The Worst is Behind Us
Reasons 3 and 5 are reminiscent of two of the events that Tisha B'av commemorates: It was on Tisha B'av night that God decreed that the generation of the wilderness would not enter the Land of Israel; and it was on the same day about fifteen hundred years later that Betar fell to the Romans and its dead were left unburied.

Tu B'av, in contrast, marks the end of the death of the desert generation and the end of the disgrace brought on by the exposed bodies of Betar. Tu B'av comes when things are at least starting to move in a positive direction. No Temple has been rebuilt, and the people of Israel have not yet entered the land - but the worst is over. Perhaps this is even reflected in the weather -- from Tu B'av on, the fierce heat of the sun subsides; the days are becoming shorter.

Jewish Unity
Reasons 1, 2, and 4 express a common theme that must surface soon after Tisha B'av -- Jewish unity. Marriage only within one's own tribe, though crucial for establishing tribal identity in that first generation, would have left Israel a loose confederation of states and not a unified nation.

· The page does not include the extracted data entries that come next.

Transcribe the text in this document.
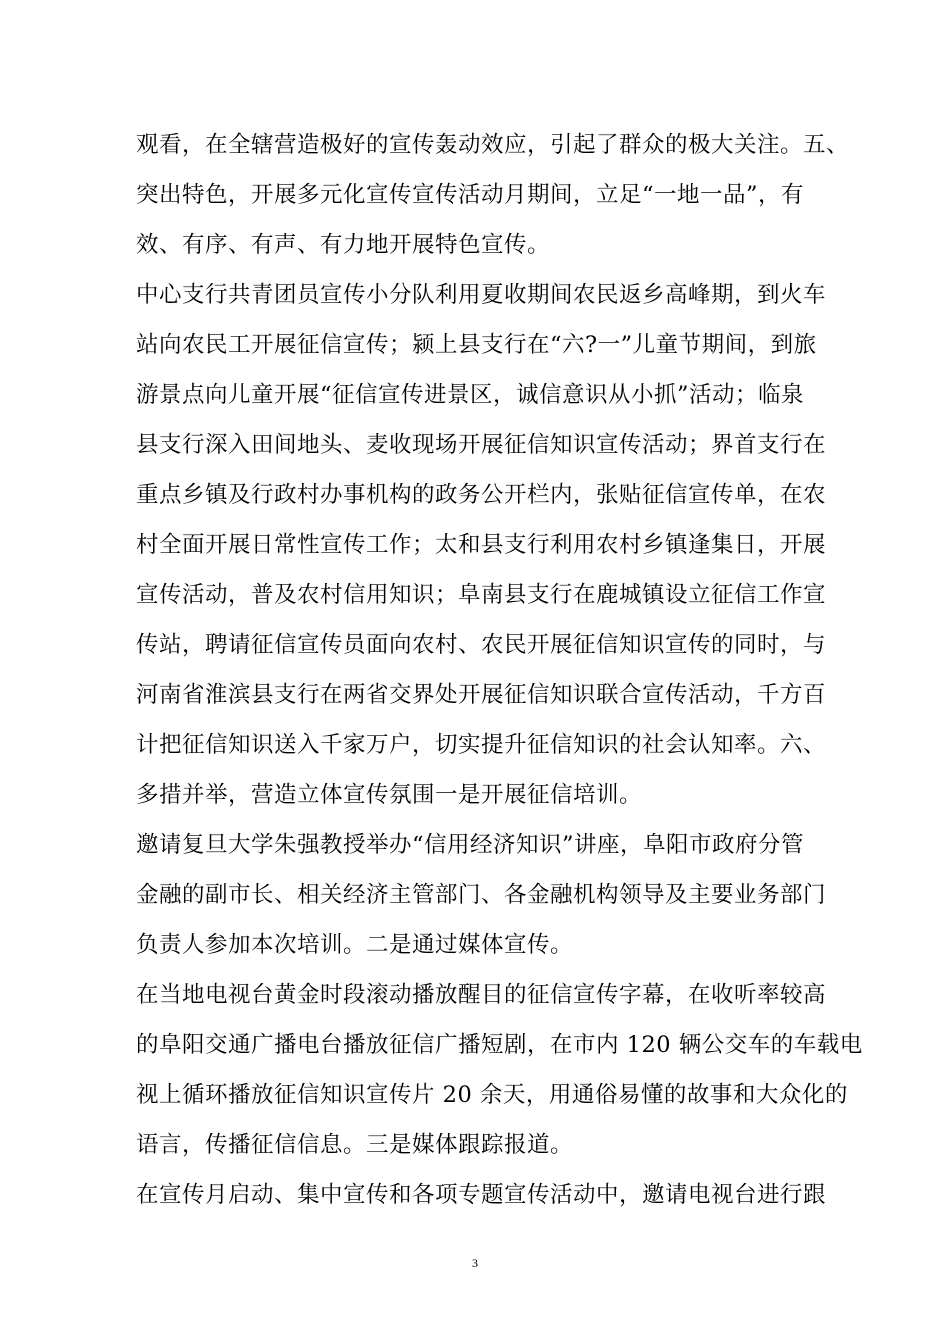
观看，在全辖营造极好的宣传轰动效应，引起了群众的极大关注。五、
突出特色，开展多元化宣传宣传活动月期间，立足“一地一品”，有
效、有序、有声、有力地开展特色宣传。
中心支行共青团员宣传小分队利用夏收期间农民返乡高峰期，到火车
站向农民工开展征信宣传；颍上县支行在“六?一”儿童节期间，到旅
游景点向儿童开展“征信宣传进景区，诚信意识从小抓”活动；临泉
县支行深入田间地头、麦收现场开展征信知识宣传活动；界首支行在
重点乡镇及行政村办事机构的政务公开栏内，张贴征信宣传单，在农
村全面开展日常性宣传工作；太和县支行利用农村乡镇逢集日，开展
宣传活动，普及农村信用知识；阜南县支行在鹿城镇设立征信工作宣
传站，聘请征信宣传员面向农村、农民开展征信知识宣传的同时，与
河南省淮滨县支行在两省交界处开展征信知识联合宣传活动，千方百
计把征信知识送入千家万户，切实提升征信知识的社会认知率。六、
多措并举，营造立体宣传氛围一是开展征信培训。
邀请复旦大学朱强教授举办“信用经济知识”讲座，阜阳市政府分管
金融的副市长、相关经济主管部门、各金融机构领导及主要业务部门
负责人参加本次培训。二是通过媒体宣传。
在当地电视台黄金时段滚动播放醒目的征信宣传字幕，在收听率较高
的阜阳交通广播电台播放征信广播短剧，在市内 120 辆公交车的车载电
视上循环播放征信知识宣传片 20 余天，用通俗易懂的故事和大众化的
语言，传播征信信息。三是媒体跟踪报道。
在宣传月启动、集中宣传和各项专题宣传活动中，邀请电视台进行跟
3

A cease-fire that would have left Benjamin politically associated with the rest of the tribes but still forbade marrying them would have, in effect, still cut off one tribe from the rest of Israel.

The ability for all of the tribes to marry each other - necessary to facilitate a deep, fundamental sense of Jewish oneness - is worth celebrating. Likewise, Hoshea ben Elah, the last of the kings of the Northern Kingdom, took a step away from a total break-off by allowing the pilgrimages that Jereboam, his predecessor, forbade. He thereby tacitly recognized Jerusalem as the spiritual center of a unified Israel.

The Tisha B'Av - Tu B'Av Relationship
Tu B'av allows us to breath easy after Tisha B'av - the worst has passed and it starts to get better. It comes with a message, though - we must counteract the national fragmentation that brought about the destruction of our Temple by celebrating the unity of the Jewish people.